Though consensus had not been achieved on the exact roles of proline, it was agreed that the proline accumulation is a common physiological response to various metal ions (Verbruggen and Hermans 2008). A similar result was observed in the present study in relation to proline content under single Cd stress (Fig. 4). The coordinate regulation of proline biosynthesis is achieved via two different pathways from either glutamate or orinithine/ariginine and proline degradation (Szabados and Savouré 2010). The rate-limiting step in glutamate pathway is P5CS enzyme activity, while in the ornithine pathway is OAT activity (Kishor et al. 2005). Meanwhile, PDH activity participates in the proline catabolism (Kishor et al. 2005). The present data in L. minor suggest that Cd induced effect on proline accumulation may be explained partially by the glutamate pathway involved in the elevation of P5CS activity (except for 4 μM Cd treatment) and the ornithine pathway involved in the sole stimulation of OAT activity under 4 μM Cd. A decline seen in PDH activity also participated in suppression of proline catabolism (Fig. 5). Nonetheless, Zn supplementation performed a suppressive effect on proline accumulation in L. minor exposed to Cd, by modulating P5CS and OAT activities and inhibiting the reduction in PDH activity. Consequently, application of Zn contributed to the proline level intrinsic balance, indicating that it is closely implicated in the protection of L. minor from Cd stress. In plants, proline accumulation was also closely linked with polyamines catabolism in plants exposed to abiotic stresses (Aziz et al. 1998; Bouchereau et al. 1999), owing to the reason that proline and Put share a common substrate, glutamate (Seki et al. 2007; Sharma and Dietz 2006; Simon-Sarkadi et al. 2006). In the present study, synchronous changes of proline and Put were observed in single Cd stress and Zn added groups, which were in good agreement with the viewpoint. Simultaneously, this effect supported this standpoint that proline and polyamines metabolism might exert mutual regulatory mechanism (Aziz et al. 1998).

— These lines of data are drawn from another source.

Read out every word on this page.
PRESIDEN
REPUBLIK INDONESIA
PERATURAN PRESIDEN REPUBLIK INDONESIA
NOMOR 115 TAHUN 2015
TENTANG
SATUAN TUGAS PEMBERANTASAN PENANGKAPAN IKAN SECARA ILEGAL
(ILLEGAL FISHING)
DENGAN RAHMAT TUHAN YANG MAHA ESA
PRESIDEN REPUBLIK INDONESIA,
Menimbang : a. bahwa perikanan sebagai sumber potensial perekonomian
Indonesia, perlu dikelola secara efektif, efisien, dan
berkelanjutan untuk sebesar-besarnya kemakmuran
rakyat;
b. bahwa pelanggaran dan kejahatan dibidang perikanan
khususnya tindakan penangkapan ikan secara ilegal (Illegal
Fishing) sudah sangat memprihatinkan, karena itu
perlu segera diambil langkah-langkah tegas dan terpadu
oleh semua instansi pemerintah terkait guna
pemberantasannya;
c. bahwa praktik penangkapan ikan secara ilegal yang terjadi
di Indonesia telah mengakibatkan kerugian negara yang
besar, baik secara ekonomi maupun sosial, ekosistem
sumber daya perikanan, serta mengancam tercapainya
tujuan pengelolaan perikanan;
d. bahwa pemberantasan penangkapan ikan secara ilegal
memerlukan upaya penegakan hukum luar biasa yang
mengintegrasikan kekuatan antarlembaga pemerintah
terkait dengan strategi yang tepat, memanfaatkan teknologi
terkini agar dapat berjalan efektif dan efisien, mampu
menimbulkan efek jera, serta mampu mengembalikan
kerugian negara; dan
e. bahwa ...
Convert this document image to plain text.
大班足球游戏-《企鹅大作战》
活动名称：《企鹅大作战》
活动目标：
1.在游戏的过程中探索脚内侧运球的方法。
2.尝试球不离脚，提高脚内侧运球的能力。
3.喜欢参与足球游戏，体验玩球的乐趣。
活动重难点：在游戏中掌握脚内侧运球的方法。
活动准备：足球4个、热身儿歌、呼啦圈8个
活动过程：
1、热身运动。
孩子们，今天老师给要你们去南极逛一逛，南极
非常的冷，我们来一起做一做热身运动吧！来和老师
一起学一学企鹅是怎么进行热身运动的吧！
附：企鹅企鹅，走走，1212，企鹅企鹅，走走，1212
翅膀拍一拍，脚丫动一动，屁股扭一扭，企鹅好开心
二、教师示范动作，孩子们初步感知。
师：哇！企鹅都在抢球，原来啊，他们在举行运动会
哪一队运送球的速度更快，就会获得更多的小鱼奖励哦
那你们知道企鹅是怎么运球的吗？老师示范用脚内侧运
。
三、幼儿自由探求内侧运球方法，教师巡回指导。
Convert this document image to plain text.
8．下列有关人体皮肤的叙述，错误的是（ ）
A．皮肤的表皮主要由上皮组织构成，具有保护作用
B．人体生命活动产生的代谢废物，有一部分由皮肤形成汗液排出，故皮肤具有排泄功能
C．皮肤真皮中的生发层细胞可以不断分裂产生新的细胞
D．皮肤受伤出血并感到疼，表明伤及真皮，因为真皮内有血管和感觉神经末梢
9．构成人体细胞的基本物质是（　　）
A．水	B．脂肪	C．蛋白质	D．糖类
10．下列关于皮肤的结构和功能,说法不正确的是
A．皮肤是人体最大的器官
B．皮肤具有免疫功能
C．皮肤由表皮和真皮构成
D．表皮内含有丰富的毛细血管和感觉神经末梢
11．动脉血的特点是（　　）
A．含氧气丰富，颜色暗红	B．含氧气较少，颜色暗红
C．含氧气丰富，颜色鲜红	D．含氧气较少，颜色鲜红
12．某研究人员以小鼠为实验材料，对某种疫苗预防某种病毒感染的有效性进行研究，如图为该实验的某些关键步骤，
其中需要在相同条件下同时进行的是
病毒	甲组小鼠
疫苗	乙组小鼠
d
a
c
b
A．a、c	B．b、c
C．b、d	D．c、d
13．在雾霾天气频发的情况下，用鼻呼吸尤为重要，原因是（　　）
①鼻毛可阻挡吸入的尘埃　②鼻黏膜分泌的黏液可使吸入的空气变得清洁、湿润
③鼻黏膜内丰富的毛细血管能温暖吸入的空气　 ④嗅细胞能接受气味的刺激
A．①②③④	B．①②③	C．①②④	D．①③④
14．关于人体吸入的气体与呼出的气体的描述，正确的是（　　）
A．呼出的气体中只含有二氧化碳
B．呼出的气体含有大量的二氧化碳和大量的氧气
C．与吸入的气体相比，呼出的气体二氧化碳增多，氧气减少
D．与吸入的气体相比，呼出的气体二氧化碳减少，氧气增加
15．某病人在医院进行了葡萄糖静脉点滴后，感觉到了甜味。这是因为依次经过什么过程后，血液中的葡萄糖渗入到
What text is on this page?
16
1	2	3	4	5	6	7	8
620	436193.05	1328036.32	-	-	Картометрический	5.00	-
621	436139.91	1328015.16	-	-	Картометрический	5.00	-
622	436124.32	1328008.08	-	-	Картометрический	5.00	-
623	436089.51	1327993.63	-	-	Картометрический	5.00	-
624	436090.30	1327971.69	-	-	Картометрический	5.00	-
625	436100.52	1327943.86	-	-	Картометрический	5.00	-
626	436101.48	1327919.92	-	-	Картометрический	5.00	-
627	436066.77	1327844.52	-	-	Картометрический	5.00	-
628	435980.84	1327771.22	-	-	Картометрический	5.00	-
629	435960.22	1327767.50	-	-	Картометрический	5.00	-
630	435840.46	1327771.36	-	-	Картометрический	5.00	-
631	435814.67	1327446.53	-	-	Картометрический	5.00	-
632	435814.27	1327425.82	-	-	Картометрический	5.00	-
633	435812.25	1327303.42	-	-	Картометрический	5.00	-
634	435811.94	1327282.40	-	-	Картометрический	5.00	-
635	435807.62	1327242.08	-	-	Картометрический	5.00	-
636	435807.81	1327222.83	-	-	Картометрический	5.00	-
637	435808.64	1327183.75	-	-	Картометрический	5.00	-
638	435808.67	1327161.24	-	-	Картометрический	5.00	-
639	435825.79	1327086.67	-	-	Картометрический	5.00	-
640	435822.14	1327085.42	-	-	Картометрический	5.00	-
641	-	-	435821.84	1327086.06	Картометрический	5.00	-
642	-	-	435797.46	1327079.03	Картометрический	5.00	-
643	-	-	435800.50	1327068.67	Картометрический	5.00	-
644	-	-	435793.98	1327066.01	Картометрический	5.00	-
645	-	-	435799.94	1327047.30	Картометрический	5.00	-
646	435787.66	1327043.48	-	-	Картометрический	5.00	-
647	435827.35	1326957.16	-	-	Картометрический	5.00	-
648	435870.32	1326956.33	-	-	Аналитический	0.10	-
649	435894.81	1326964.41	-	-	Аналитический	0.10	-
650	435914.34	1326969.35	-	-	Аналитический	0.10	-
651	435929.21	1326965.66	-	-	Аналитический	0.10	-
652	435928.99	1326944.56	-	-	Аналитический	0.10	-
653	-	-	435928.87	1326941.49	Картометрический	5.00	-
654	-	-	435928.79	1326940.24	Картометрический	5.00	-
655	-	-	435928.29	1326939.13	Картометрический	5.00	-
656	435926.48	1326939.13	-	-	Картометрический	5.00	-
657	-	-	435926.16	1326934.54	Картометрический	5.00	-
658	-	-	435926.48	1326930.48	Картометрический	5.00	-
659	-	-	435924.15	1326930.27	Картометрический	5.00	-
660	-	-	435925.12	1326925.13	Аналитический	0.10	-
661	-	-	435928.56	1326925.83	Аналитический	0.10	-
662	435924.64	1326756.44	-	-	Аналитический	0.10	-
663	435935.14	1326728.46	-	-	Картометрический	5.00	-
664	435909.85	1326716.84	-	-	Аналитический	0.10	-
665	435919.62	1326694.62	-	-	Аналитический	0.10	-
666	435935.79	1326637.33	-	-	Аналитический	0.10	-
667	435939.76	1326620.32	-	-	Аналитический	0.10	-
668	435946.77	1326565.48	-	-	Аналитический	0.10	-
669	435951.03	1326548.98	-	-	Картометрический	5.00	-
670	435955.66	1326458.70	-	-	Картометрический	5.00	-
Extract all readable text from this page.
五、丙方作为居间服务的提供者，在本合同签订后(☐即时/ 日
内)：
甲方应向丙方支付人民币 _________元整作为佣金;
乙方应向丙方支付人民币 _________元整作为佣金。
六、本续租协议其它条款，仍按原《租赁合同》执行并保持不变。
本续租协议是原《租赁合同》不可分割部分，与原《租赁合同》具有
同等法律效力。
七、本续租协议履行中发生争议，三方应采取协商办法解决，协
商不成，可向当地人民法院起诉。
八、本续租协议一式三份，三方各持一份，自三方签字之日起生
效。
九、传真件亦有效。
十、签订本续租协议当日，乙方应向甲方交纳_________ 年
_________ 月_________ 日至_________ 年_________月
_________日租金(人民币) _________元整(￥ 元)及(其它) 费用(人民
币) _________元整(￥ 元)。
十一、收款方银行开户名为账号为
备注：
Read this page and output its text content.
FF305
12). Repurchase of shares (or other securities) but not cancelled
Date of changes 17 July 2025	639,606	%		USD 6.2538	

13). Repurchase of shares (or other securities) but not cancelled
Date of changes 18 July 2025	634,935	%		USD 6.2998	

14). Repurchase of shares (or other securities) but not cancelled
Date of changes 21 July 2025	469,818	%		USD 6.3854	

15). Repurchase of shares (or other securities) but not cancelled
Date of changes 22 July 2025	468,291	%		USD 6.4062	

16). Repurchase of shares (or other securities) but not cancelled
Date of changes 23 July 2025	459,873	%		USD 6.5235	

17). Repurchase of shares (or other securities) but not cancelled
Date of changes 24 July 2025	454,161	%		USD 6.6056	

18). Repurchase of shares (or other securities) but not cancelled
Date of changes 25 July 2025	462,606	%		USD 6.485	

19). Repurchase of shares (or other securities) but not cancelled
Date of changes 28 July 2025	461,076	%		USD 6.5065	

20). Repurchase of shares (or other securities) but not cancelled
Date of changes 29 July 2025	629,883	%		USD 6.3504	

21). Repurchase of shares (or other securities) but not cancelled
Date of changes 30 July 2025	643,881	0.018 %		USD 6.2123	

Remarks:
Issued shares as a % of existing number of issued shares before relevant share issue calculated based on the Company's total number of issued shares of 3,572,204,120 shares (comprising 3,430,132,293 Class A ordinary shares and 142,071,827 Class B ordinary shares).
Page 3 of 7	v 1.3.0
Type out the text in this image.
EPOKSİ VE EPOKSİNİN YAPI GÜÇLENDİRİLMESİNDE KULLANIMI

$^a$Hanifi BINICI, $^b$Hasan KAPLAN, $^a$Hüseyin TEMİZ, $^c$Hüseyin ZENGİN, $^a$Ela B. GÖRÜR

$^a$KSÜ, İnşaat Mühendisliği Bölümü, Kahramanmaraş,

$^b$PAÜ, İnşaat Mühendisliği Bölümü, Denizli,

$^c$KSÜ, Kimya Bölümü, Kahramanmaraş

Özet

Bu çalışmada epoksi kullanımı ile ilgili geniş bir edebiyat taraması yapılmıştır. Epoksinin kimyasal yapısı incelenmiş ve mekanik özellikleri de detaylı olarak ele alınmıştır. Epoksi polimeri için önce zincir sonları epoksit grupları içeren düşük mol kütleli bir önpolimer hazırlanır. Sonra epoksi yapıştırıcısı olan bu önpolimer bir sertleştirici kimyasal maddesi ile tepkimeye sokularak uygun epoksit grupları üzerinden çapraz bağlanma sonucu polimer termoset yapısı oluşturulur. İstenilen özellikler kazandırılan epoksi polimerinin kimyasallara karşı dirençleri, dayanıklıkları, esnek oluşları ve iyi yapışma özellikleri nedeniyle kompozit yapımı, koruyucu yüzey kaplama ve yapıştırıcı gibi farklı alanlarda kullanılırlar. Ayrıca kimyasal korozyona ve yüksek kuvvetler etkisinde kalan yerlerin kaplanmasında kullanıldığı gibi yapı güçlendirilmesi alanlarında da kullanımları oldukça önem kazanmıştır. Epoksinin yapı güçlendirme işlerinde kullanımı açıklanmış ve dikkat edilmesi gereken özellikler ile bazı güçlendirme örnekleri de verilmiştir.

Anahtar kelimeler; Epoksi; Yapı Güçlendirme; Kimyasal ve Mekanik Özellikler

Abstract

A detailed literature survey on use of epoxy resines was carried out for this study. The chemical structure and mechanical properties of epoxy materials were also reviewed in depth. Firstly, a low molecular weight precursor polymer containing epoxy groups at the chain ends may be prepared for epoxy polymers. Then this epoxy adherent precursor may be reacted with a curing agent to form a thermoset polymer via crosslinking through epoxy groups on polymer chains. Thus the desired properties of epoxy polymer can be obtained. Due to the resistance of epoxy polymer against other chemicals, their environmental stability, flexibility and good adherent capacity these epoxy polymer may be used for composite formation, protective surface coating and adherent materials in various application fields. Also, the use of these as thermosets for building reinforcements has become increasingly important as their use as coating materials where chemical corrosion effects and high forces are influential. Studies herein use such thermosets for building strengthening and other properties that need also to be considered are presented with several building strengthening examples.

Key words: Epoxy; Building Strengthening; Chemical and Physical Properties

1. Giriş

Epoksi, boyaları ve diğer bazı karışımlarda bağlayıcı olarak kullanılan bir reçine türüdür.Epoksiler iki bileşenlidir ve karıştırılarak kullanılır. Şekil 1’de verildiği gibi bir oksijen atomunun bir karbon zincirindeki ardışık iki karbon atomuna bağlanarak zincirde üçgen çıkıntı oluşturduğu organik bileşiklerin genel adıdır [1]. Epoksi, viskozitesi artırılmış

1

In conclusion, Cd altered the dry weight, polyamines and proline contents as well as metabolic enzymes, inducing metabolic disturbances in L. minor. Application of Zn alleviated Put and proline accumulation, increased the dry weight and Spd contents and the (Spd + Spm)/Put ratio, which indicated that Zn were involved in the adaptation of L. minor to Cd-induced stress.